Читать «Фантастический детектив 2014 (сборник)» онлайн - страница 95

Александр Геннадьевич Щёголев

Меж тем соратники Гроссера не нашли, как ни старались, ни свидетелей, ни орудия убийства. Весь вечер своей смерти Унгер Гроссер, как выходило по рассказам, сидел в корчме «У грудастой Трутгебы» (повсеместно в Альтене называемой «Титьками»). Пил, жрал в три горла, как было у него заведено, лапал девок. Ни с кем не заедался, никого не пытался наставить ни в вере, ни в житейских хитростях. Никто даже не приметил, как и когда он из корчмы вышел.

С орудием убийства оказалось и того страннее: не понять было, к чему убийце забирать кол, проткнувший Кровососа. Хотели умертвить в назидание – оставили б деревяху в груди мертвеца. А если правы те, кто связывал смерть Гроссера с поверьями насчет вампиров да вурдалаков, то отчего и голова покойного осталась на плечах, и чеснока ему никто не засовывал в рот, а соли – в рану?

Хуже было, что смерть лейтенанта «богородичных деток» подрывала смелость прочих из «башмачного» войска – как командиров, так и простых ратников. Да и вся обиженная Кровососом и его людьми бюргерская сволочь начала поднимать голову, поговаривая, что не за так погиб «башмак» и что ужо отольются голытьбе пролитые зажиточными мещанами слезки.

Так-то и вышло, что в канун дня святого Марцелина въехал в стены Альтены отряд «башмачного» войска, а в нем – посланный из самого Ульма капитан Ортуин Ольц да молодой Дитрих по прозвищу Найденыш.

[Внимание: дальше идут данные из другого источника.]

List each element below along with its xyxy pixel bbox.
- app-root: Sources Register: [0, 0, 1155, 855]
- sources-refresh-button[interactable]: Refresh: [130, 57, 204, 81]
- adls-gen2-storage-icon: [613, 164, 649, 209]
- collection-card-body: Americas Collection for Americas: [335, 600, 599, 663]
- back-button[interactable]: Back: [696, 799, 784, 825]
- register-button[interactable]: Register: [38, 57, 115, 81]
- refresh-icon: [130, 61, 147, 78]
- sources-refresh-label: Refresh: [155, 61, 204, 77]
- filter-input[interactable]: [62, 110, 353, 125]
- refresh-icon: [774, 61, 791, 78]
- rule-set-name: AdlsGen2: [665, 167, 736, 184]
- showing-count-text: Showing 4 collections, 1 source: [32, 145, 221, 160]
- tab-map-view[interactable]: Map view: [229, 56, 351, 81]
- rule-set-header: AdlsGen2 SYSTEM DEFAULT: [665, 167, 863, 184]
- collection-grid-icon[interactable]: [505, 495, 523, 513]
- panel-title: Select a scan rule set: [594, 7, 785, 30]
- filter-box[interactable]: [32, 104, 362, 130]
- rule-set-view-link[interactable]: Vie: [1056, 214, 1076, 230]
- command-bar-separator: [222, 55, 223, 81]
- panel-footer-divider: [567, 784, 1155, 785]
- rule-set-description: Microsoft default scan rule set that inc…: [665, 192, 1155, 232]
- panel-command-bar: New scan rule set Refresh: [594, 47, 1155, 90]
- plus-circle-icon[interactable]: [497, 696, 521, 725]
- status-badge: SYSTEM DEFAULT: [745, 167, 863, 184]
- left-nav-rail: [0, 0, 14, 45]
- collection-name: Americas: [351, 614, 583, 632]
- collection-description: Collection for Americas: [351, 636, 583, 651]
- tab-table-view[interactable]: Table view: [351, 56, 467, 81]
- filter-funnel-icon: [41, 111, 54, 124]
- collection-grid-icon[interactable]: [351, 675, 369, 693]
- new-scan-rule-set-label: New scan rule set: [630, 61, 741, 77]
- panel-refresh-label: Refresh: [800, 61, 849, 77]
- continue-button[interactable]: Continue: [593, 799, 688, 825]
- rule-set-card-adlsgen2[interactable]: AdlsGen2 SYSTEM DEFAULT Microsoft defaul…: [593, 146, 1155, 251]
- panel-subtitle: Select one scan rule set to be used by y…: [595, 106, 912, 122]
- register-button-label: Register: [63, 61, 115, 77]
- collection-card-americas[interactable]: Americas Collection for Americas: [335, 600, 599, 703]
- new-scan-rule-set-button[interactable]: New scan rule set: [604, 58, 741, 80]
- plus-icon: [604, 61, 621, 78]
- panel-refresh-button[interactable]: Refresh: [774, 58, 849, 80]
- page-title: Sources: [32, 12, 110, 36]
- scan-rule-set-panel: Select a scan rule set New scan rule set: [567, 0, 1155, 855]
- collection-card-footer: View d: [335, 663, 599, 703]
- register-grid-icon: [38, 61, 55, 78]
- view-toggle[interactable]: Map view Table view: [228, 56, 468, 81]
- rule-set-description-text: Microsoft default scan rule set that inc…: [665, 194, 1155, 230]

Этот последний привечен был Блаженным Гидеоном, вот уже более года выжигавшим ведьмачество по землям, где вместо баронов да магистратов установилась власть честного люда; привечен же был Найденыш оттого, что якобы за милю чуял любое колдовство и искаженье божьего замысла. А Ортуин Ольц прославился на поле под Шварцмильном: именно его отряд захватил тогда знамя остерского графа, а самого графа – нашинковал в мелкую капусту.

И теперь въезжали они в Альтену, дабы воздать по справедливости убийцам.

Тогда-то Утер Махоня их и увидал впервые.

* * *

Утер Махоня был школяром, недоучившимся жаком.

По правде сказать, и жаком-то называть его не слишком пристало: успел он дорасти лишь до звания «желторотого», а потом мутная волна «башмачного» бунта подхватила его и повлекла за собою. Выучился, с грехом пополам, читать-писать, усвоил основы Доната да вкусил студенческих вольностей – вот и все его школярство.

Еще вынес он из университета в Ульме свое прозвище: Махоней его, высокого и костистого, нескладного, будто едва оперившийся вороненок, студиозусное братство назвало по злому, насмешливому своему обыкновению. Утер с прозвищем если и не смирился, то сжился, а порой даже подписывался в документах Минускулюсом, на ученый лад.

Подхваченный бурлением, охватившим германские земли, Утер, тем не менее, благополучно избег ратных полей: тех, где «башмаки» взяли верх, и других, ставших для них полями траурными. Оказалось, что и у освобожденного народа есть нужда в писарях да счетоводах, и тем-то Утер и зарабатывал нынче себе на хлеб. Нраву он был спокойного, а юношеская нескладность грозила с возрастом обратиться мужской красотой, и, как говаривал тот самый Гюнтер Протт, что в недобрый час нашел тело Кровососа, от девок Махоне тогда отбою не станет.